Can you rep(eat)licate that?

I’ve been very quite here lately, which was the result of a relocating back to Europe and directing efforts into more personal projects. Recently, however, I returned to science in a most enjoyable way by assisting in a workshop on the reproducibility crisis in science.

You might have hear about this problem before. In short, it reserachers found that a large proportion of scientific findings in the fields of medicine, psychology, economics and other fields were not able to be replicated with the same analysis as from the original paper (read more here).

In the light of this survey, the US Defense Advanced Research Projects Agency initiated a program for Systematizing Confidence in Open Research and Evidence (SCORE). This project aims to develop automated tools to assign “confidence scores” to research outcomes and claims from different social and behavioural sciences. This confidence score then should identify how likely it is that a particular claim can be reproduced.

There are several different steps in the SCORE program. First, a group of scientists at the Centre for Open Science created a database of 30,000 claims from peer-reviewed and published papers and extracted statements from these papers which support the claim.

In a second step, experts will predict the likelihood that a claim will replicate for 3,000 published claims. This is the repliCATS part of SCORE. It is led by Fiona Fidler and consists of a group of researchers from the University of Melbourne in collaboration with the Centre for Environmental Policy at Imperial College London.

Third, algorithms will be developed to see if the reproducibility likelihood can be predicted artificially.

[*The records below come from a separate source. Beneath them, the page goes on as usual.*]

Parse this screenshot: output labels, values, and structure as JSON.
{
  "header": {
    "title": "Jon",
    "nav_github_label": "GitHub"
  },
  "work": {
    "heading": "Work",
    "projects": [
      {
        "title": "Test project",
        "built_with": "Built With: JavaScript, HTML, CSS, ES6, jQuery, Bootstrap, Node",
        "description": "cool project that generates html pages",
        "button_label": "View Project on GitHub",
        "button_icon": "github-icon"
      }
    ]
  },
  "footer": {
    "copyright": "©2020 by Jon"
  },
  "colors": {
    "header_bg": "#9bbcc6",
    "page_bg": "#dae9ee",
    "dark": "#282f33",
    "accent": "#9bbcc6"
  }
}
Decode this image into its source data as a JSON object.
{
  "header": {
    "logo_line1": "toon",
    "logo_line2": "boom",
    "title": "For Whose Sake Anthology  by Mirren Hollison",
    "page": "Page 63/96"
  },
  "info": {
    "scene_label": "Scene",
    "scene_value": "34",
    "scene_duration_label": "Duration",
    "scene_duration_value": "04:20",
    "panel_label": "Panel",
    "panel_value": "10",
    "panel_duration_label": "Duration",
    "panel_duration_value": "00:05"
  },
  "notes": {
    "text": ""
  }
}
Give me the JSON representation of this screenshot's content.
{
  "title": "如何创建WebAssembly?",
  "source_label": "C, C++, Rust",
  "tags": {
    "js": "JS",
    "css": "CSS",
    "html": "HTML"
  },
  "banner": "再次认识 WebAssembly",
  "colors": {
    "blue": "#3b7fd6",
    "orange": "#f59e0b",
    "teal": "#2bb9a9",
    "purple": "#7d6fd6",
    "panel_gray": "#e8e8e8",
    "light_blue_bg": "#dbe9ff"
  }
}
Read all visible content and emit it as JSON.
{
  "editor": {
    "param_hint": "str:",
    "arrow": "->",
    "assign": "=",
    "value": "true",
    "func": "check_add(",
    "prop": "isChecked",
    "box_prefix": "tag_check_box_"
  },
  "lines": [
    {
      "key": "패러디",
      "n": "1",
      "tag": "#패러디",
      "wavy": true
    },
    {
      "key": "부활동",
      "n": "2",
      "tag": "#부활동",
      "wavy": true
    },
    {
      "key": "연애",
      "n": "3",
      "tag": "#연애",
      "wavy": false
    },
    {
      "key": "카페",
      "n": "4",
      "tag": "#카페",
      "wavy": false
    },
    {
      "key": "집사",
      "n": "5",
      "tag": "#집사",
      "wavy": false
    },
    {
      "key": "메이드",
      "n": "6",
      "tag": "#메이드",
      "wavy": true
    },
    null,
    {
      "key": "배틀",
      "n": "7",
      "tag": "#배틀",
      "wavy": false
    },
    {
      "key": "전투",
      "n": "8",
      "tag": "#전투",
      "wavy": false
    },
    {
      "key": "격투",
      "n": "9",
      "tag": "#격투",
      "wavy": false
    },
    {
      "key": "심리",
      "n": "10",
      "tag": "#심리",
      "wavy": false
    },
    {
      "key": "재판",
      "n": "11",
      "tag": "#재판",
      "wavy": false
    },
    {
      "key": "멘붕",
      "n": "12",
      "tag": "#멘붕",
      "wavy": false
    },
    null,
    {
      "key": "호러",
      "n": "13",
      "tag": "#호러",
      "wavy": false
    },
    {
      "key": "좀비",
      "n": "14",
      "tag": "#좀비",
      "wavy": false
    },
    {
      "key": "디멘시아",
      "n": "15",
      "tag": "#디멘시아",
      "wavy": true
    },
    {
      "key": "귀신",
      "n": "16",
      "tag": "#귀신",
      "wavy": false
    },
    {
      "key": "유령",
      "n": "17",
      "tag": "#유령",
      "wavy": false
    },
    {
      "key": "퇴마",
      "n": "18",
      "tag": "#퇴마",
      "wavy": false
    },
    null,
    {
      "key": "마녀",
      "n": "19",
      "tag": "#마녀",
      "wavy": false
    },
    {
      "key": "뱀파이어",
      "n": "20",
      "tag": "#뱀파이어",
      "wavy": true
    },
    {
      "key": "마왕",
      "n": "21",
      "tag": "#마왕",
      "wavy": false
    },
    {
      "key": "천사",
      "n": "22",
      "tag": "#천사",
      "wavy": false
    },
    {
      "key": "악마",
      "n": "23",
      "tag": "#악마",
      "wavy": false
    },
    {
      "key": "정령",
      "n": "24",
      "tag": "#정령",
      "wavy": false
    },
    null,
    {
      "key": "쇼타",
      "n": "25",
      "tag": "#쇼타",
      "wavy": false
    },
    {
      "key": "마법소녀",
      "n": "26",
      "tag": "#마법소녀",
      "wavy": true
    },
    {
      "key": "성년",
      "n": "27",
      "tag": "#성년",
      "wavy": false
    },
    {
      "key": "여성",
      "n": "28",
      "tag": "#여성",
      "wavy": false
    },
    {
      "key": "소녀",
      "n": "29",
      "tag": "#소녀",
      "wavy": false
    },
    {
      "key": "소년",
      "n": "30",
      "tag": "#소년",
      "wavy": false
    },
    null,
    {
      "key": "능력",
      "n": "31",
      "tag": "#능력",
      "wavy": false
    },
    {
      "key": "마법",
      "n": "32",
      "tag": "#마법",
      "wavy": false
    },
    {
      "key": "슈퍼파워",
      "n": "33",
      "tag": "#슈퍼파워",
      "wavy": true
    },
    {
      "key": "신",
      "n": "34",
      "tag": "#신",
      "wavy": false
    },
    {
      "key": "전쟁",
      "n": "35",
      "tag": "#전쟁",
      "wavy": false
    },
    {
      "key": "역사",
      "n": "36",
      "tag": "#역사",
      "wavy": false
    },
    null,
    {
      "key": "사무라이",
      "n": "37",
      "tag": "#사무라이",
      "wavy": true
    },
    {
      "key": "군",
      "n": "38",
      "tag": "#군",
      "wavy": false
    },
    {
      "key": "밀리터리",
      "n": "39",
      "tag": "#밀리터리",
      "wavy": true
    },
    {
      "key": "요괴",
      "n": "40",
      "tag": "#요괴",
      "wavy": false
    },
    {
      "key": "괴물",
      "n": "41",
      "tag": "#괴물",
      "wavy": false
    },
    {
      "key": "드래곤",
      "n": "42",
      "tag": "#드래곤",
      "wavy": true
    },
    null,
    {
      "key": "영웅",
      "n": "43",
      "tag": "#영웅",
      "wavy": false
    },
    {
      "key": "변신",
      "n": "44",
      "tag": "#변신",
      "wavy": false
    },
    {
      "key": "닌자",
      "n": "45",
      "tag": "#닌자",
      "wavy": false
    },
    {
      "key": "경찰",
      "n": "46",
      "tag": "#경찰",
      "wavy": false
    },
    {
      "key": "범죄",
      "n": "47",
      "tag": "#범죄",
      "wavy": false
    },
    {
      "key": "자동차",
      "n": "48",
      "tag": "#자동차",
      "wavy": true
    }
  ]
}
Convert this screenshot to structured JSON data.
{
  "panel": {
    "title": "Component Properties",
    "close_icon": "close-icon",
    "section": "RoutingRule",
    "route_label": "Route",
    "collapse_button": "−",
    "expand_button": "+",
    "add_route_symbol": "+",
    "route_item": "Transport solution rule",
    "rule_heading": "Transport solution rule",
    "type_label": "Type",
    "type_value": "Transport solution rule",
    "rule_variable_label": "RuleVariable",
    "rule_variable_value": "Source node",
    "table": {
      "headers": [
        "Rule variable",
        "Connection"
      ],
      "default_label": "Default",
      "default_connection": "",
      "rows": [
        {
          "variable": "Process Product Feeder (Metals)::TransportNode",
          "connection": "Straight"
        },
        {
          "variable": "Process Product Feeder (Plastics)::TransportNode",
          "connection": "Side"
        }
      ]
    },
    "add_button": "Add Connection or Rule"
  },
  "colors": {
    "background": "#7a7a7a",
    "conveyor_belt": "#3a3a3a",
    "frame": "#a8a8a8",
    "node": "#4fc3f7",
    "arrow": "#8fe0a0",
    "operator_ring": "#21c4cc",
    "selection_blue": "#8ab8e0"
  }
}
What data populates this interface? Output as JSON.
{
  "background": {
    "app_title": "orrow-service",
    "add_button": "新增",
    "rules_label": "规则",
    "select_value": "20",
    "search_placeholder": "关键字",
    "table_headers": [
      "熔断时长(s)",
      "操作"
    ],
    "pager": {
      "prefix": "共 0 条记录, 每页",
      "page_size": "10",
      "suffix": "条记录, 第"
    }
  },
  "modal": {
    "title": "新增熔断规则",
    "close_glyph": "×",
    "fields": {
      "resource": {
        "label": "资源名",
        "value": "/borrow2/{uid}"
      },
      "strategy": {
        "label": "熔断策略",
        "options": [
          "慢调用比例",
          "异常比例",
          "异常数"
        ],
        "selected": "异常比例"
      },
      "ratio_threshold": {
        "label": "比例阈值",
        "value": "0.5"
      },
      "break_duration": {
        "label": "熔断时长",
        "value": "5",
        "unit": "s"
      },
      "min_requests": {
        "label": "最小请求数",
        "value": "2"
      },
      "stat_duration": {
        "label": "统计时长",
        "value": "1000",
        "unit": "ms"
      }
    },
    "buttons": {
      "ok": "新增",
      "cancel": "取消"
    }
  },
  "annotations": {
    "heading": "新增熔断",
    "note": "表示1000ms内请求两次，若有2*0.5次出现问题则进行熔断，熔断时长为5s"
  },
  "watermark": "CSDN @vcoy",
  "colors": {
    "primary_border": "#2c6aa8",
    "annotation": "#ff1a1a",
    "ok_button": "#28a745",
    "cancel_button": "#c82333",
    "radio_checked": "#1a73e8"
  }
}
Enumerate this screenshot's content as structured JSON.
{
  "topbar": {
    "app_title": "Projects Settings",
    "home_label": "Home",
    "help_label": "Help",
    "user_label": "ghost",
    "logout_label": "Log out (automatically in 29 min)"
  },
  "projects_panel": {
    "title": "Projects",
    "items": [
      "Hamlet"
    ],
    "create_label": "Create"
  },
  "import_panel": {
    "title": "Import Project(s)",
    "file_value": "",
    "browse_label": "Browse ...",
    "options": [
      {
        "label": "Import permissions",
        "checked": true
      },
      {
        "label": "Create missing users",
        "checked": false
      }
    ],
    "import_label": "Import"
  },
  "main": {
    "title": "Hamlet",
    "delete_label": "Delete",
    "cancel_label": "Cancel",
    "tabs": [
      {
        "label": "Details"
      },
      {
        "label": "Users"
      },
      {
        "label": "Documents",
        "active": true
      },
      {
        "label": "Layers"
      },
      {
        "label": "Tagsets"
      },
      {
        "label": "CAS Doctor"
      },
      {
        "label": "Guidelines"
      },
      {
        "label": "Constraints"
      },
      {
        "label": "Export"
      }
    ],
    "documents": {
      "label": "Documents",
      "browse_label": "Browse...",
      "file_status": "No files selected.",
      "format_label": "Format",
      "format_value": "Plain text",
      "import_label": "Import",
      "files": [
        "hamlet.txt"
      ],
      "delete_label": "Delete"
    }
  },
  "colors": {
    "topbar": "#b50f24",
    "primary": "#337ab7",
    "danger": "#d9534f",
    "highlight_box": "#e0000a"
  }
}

Finally, about 300 claims will be attempted to be replicated, allowing both the humans’ and the computers’ efforts to be measured and scored. The whole project is a massive attempt to help decision makers (and others) to get an idea about how general a scientific claim is, without them having to understand the whole article.

My part in this is tiny, but I certainly became passionate about the project quickly. In the last two days, I was helping the crew around the repliCATS project with a huge workshop in which 575 claims were assessed by 30 groups with 5 – 7 researchers from psychology fields. As a facilitator, I was directing my group through the assessment process which is based on the IDEA protocol (Investigate, Discuss, Estimate and Aggregate) – a protocol originally developed at the University of Melbourne to elicit more accurate estimates from experts under uncertainty.

The process of elicitation was separated into two rounds. In the first round the participants independently investigated a claim and provided a personal judgement on their perspective of the replicability of the claim and they commented on their reasoning for their judgement. Afterwards the experts saw the judgement of their peers, the associated comments and the aggregated judgement. After a discussion on their views on the claim, they were allowed to revise their previous estimate and describe why their thinking had changed.

Personnally, I was quite nerveous about the facilitation process at first. But once I realised that my group was active, interested and genuinly nice, it was a lot of fun. Five PhD students from different parts of the world assessed the likelihood of claims from research in customer behaviour to education to criminology and many other fields.

Generally most claims seemed quite plausible to us, but we frequently were unsure about the reasoning behind some methods. For example, while it seems reasonable that you’re more satisfied with your relationship if you like your partner more, does a  preference for your partners initials really show that you implicitly like your partner more? Questionable yes. But possible? Not sure. The authors of the latter claim definitely deserve recognition as they starte their paper quoting Shakespear’s Juliette, causing a lot of entertainment for us after assessing the dry statistics of 17 articles.

Another claim worth mentioning was that extroverts have more extroverted friends, while an introvert’s friends group is a more accurate representation of the study population (an new MBA class). Generally, we were amazed at the range of topics that only our 22 claims covered. We’ll be interested to see if one of the claims that we assessed will be chosen for replication.